The allusion is to Odessius' wife Penelope who waited for him during his travels after the Trojan war. She fended off unwanted suitors by weaving and unweaving a burial shroud for Odessius's father, a task she said she must finish before considering re-marriage. Here the needle work stands in for the shroud and Gari Melchers' wife Corinne represents Penelope.
Gari Melchers
Melchers painted this work the drawing room at Schuylenburg in Egmond aan den Hoef, Holland. Melchers' At Home, Winged Victory below has the same location including the wall paper and the bust above the fireplace.

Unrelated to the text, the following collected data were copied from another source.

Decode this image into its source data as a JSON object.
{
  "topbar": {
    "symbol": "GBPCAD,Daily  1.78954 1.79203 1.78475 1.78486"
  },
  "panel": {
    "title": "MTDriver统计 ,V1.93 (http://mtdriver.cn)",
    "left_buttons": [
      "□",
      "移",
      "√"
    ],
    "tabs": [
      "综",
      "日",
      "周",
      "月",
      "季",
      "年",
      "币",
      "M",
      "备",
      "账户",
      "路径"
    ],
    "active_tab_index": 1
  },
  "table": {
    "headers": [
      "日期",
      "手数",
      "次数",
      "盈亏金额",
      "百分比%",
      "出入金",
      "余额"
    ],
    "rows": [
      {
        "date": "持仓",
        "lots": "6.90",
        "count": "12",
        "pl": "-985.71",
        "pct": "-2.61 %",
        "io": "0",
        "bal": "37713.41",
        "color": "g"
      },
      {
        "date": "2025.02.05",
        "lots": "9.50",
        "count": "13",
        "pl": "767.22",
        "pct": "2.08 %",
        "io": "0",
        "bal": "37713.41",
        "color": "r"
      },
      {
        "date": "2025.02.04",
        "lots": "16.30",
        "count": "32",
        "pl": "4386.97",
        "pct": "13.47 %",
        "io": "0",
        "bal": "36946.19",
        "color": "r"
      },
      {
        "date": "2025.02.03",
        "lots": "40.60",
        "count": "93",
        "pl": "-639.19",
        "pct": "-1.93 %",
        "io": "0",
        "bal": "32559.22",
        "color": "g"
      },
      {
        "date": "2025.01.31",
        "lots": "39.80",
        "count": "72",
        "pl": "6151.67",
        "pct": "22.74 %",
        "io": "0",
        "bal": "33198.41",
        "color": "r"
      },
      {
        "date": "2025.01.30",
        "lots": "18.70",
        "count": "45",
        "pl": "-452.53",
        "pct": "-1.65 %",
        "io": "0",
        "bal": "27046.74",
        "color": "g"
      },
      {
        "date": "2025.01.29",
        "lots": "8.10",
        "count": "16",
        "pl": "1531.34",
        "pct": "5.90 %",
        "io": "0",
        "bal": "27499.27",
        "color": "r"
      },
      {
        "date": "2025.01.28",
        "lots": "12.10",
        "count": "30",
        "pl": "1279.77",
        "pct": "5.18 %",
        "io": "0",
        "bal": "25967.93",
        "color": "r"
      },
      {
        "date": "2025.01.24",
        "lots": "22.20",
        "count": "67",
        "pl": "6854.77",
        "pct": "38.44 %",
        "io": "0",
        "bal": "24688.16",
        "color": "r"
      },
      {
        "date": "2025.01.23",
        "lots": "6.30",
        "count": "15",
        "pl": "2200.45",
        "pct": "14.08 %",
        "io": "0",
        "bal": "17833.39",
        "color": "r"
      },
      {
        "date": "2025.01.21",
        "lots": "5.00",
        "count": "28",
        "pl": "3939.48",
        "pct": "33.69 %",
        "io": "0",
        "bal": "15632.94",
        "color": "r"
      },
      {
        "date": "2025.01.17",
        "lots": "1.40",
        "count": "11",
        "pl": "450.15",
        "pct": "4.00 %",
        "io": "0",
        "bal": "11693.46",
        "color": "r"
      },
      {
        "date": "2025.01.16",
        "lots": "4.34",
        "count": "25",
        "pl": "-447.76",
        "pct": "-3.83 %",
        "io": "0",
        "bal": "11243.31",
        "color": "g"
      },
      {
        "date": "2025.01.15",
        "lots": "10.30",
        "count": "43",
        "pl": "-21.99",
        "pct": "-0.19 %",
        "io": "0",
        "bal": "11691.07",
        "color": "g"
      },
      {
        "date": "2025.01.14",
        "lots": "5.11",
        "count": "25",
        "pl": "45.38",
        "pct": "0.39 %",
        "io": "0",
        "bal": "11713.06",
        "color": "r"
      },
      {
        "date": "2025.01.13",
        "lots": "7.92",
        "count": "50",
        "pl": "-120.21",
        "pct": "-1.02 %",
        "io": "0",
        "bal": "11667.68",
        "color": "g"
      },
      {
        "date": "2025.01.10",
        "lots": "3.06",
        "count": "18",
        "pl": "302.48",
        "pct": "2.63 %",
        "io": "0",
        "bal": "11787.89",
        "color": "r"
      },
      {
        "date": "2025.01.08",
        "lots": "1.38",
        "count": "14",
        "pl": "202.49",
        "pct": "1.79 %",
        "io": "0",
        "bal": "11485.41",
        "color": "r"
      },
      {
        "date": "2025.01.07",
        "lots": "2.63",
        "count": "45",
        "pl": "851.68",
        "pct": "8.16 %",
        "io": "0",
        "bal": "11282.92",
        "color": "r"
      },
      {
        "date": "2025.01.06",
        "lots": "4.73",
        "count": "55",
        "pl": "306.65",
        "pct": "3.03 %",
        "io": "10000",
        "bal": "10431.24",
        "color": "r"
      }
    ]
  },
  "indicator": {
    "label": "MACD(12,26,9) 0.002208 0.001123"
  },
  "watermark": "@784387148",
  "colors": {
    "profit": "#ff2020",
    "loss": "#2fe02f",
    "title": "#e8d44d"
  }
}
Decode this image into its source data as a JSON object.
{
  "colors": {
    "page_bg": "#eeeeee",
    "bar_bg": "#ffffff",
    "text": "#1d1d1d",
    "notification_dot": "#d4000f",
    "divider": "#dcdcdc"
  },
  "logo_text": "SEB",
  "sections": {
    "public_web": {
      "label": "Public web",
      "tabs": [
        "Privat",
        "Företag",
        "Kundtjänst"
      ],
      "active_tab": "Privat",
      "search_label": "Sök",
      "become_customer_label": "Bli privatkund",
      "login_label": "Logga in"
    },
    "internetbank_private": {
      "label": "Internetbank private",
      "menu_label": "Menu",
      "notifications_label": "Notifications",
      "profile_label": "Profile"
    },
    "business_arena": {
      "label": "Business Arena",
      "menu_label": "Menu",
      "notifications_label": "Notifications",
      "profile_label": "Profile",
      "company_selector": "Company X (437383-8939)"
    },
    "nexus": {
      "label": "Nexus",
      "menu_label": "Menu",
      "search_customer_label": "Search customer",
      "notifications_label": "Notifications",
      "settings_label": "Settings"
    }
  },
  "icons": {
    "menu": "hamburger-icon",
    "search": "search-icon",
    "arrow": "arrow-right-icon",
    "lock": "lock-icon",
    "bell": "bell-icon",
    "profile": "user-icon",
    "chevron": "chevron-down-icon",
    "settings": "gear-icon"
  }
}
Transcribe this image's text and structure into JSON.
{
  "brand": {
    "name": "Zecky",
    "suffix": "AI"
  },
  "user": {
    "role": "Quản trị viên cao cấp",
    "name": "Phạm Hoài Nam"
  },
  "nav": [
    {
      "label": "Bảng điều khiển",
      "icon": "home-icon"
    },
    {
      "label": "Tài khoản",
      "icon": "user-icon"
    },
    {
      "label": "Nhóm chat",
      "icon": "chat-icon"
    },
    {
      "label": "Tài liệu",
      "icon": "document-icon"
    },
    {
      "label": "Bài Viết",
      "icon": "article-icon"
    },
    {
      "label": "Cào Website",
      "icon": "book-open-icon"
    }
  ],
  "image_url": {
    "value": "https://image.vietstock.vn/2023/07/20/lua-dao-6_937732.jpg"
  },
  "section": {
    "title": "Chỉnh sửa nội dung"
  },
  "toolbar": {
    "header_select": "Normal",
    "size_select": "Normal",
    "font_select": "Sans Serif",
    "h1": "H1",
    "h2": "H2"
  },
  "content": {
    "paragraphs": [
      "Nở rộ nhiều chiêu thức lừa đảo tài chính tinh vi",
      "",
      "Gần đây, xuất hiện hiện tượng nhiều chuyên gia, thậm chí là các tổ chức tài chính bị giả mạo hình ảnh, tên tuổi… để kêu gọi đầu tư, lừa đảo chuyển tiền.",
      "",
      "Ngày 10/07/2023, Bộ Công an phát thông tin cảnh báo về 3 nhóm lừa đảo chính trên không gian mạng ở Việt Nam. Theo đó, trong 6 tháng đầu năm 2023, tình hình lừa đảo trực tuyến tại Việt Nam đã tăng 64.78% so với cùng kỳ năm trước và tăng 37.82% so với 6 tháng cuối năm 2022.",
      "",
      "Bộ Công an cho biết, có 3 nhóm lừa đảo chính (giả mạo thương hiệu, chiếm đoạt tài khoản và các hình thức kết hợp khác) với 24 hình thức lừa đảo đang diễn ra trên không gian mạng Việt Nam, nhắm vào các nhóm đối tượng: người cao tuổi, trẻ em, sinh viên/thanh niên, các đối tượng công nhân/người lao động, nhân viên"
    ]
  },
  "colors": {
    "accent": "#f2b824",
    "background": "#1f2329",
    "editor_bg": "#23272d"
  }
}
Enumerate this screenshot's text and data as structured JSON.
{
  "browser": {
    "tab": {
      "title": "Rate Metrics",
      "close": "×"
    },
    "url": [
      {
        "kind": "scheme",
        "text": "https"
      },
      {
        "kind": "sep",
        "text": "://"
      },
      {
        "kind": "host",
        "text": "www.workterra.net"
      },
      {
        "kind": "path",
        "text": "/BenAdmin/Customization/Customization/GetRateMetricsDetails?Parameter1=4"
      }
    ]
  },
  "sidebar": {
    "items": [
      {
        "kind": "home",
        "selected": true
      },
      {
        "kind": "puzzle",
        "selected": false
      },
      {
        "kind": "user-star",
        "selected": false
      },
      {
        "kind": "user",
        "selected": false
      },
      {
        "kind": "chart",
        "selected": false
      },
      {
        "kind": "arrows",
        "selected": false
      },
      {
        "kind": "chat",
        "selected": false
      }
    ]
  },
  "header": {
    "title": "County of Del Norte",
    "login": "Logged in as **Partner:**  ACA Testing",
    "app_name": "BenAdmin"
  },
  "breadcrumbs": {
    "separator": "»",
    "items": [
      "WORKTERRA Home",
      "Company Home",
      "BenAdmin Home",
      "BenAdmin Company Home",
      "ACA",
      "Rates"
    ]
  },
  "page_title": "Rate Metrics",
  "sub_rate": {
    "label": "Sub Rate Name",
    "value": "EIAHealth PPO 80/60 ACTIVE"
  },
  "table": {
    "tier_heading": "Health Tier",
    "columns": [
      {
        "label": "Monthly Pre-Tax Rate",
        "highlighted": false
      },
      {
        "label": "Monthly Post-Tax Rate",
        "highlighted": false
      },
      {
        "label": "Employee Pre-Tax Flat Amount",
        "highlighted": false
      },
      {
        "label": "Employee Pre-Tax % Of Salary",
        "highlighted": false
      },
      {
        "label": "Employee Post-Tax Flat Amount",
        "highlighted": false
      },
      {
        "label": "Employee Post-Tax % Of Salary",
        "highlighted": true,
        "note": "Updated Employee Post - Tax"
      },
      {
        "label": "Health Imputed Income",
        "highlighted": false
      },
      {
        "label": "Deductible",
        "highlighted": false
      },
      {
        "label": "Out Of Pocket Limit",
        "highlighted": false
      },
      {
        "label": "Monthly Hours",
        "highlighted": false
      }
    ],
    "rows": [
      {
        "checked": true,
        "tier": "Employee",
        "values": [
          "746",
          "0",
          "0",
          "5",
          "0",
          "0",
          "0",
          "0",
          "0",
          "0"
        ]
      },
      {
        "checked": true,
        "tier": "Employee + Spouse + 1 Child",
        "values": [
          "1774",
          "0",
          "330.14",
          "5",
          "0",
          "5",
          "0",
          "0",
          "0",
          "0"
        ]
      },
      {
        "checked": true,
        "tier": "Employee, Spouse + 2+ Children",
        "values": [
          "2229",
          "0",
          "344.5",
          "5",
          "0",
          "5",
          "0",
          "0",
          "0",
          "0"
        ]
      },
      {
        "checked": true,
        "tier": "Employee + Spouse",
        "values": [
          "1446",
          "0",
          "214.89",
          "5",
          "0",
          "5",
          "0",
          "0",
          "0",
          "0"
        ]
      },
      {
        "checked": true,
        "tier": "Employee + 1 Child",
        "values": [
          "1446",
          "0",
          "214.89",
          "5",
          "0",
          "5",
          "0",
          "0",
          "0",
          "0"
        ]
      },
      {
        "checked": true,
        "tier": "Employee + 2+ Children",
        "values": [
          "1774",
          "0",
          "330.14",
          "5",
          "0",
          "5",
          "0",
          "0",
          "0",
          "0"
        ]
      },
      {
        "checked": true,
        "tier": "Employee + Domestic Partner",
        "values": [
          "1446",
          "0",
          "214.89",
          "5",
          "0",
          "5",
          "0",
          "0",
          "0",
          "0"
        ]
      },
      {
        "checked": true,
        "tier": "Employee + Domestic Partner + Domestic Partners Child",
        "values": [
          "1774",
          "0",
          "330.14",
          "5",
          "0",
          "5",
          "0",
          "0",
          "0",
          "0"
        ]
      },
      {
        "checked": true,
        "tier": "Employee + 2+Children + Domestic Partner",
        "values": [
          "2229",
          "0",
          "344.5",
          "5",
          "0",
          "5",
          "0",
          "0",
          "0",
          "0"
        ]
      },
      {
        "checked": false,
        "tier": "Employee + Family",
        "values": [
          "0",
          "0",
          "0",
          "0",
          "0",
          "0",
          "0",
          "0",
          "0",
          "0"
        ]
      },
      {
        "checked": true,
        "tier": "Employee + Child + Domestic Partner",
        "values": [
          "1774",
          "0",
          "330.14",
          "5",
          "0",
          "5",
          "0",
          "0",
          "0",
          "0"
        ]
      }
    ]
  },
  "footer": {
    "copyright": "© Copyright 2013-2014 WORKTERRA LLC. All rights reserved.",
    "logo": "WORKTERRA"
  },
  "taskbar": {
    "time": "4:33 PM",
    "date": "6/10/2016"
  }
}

Lee M. Edwards remarks that:
At Home (Winged Victory) is one of a number of works painted by Melchers between 1904 and 1909 which celebrate the comforts of upper-class domesticity. Seated at the left is the artist's young wife, Corinne Lawton Mackall (1880-1955), a former art student whom he married in 1903, while an unidentified figure is posed at the right. The setting is the drawing room at Schuylenburg in Egmond aan den Hoef, Holland. After the painter George Hitchcock vacated it in 1904, Melchers, who worked in an attached studio there until 1909, used its drawing room as the setting for several of his most successful interiors including The Green Lamp (c. 1905, private collection), Penelope (1910, Corcoran Gallery Of Art) and The Open Fire (1905-1910, Belmont). -- Domestic Bliss: Family Life in American Painting, 1840-1910 by Lee M. Edwards, 1986
It is said that the maid in the painting is Hitchcock's domestic servant.